General characteristics
- Tonnage: 7031 GRT; 4967 NRT;
- Length: 136 meters (446 ft)
- Speed: 10 knots (19 km/h; 12 mph)
- Crew: 41

= SS Narwik =

SS Narwik, formerly Empire Roamer, was a Polish general cargo ship built in 1941 to the order of the British government, as one of the Empire B type ships. In 1942, together with four others (Tobruk, Bałtyk, Białystok, Borysław - since 1950 Bytom), it was transferred to the Polish Government in Exile for the Polish Merchant Navy. In Polish service, the name of the ship was changed to "Narwik" to commemorate the Polish contribution to the Battle of Narvik. The transferred ships formally became the property of GAL (Gdynia-America Shipping Lines), but they were chartered to the War Transport Administration. Narwik sailed under the Polish flag to 1972.

Empire Roamer was built by Charles Connell and Company in Glasgow and launched on 5 January 1942. On 11 March 1942 she was sold by Ministry of War Transport to Polish government, and was commissioned from the shipyard on that day. Her first captain was Tadeusz Niefiedowicz. On 17 March 1942 the ship went on her maiden voyage in a conwoy from Gourock to New York City. On 30 April she departed back for Cape Town, and then to Bombay, and back to Durban.
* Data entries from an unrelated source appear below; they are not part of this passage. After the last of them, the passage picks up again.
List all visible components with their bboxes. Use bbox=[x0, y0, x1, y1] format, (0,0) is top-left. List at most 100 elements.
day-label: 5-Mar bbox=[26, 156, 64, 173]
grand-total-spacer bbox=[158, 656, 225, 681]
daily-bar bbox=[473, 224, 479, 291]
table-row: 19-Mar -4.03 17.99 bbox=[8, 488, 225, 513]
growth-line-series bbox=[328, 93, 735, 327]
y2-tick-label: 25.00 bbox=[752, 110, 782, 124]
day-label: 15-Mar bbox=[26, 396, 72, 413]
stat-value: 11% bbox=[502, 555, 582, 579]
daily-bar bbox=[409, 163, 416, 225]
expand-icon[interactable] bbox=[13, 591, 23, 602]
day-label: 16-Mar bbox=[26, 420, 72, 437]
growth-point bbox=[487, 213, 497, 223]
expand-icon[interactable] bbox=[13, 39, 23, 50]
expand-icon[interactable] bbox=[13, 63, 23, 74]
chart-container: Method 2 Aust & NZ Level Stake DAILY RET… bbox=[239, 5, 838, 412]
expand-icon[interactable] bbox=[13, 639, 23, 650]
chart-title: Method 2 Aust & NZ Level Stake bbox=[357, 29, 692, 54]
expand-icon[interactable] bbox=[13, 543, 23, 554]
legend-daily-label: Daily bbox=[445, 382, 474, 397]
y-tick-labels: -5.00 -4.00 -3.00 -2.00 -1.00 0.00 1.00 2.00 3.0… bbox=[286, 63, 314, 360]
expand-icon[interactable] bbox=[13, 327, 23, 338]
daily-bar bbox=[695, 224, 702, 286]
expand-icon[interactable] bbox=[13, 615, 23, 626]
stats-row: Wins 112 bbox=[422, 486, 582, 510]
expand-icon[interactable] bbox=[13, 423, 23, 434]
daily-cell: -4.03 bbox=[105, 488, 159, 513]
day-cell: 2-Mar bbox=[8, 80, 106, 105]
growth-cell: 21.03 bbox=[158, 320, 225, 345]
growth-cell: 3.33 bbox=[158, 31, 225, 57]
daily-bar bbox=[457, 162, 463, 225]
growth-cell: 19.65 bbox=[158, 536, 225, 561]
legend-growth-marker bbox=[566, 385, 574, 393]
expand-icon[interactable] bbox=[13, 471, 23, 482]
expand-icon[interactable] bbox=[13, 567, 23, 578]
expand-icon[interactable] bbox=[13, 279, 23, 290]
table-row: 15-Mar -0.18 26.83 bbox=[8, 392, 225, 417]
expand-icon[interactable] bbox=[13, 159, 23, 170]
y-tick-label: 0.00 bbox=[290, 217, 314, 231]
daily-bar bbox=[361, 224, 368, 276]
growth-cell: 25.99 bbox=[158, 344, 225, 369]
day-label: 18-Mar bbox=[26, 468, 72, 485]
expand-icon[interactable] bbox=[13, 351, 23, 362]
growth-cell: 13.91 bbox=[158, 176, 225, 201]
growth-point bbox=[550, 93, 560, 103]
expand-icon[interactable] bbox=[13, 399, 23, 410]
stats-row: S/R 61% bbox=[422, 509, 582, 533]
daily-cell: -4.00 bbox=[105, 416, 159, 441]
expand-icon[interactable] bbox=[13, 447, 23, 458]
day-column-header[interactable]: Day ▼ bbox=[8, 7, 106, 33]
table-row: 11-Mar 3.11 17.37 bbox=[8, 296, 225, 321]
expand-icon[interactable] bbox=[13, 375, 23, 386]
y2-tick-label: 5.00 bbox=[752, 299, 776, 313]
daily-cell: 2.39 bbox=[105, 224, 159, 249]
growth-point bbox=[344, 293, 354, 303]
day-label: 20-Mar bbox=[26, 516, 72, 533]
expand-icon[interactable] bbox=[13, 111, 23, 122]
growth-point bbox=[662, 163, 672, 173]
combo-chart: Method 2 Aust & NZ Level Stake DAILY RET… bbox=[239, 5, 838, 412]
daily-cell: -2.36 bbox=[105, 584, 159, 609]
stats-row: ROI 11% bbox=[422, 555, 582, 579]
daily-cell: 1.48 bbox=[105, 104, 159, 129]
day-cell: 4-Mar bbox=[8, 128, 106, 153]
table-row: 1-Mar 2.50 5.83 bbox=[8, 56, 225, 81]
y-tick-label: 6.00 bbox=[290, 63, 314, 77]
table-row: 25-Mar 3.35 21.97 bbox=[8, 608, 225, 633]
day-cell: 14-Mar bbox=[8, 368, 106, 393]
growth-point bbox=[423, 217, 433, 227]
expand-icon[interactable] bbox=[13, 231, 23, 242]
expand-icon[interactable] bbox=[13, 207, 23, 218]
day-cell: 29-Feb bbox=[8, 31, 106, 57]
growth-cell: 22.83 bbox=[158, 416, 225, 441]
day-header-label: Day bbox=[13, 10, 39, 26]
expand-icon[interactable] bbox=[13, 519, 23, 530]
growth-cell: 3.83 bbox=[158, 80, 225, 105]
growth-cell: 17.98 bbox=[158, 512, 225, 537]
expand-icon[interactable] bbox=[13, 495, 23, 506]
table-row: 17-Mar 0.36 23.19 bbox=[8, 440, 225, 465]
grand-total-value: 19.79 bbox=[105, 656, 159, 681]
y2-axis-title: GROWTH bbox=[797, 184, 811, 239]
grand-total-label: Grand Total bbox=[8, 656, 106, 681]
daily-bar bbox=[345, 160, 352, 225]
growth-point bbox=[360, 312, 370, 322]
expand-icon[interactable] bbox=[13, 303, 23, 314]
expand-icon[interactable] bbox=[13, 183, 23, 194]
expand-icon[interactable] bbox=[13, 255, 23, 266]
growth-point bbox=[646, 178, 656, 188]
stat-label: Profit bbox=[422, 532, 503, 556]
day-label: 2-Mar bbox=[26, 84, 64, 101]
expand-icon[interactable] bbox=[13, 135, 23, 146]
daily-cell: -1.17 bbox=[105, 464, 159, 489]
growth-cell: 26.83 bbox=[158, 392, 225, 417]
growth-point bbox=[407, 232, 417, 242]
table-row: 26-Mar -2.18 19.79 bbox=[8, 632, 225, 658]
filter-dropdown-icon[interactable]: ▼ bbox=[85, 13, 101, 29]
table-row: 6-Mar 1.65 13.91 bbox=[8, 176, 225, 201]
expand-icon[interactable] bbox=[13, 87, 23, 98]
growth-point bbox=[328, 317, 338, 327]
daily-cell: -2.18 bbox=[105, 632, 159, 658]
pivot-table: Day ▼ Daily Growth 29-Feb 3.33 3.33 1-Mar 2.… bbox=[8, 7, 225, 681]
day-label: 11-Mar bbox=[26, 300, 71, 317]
On the way to Durban the crew spent several days fighting coal fire in bunkers, finally extinguished in the port.

On October 10, 1942, during a cruise to the United States from Durban, Narwik encountered lifeboats from the SS Orcades that was torpedoed by the German submarine U-172. Despite possible threat by the German submarine, a rescue operation was launched, which resulted in 1022 survivors being taken on board in several hours, from over 20 boats, including women and children. On the way with survivors to Cape Town, at night, the Narwik located also missing lifeboats with a captain of Orcades and volunteers, who had been trying to save sinking ship. It was the most effective and largest rescue action carried out by one ship during the Second World War. At that time, the ship was commanded by its First Officer Czesław Zawada, because the captain had to disembark before the cruise due to illness. Czesław Zawada and his crew were honored with Polish and British decorations for the rescue operation, including Lloyd's War Medal for Bravery at Sea for the captain.

During the war, the ship took part in further convoys and military operations, including landing in Sicily in July 1943. On 29 July 1946, the ship returned to Poland from where it continued to make transatlantic voyages. From 1951 the Narwik became part of Polish Ocean Lines fleet. Since 1967 she sailed in a charter in Polish-Korean company Korpol. On 16 February 1972 she was sold for scrap to Spain. On 8 March 1972 she entered breakers yard in Bilbao.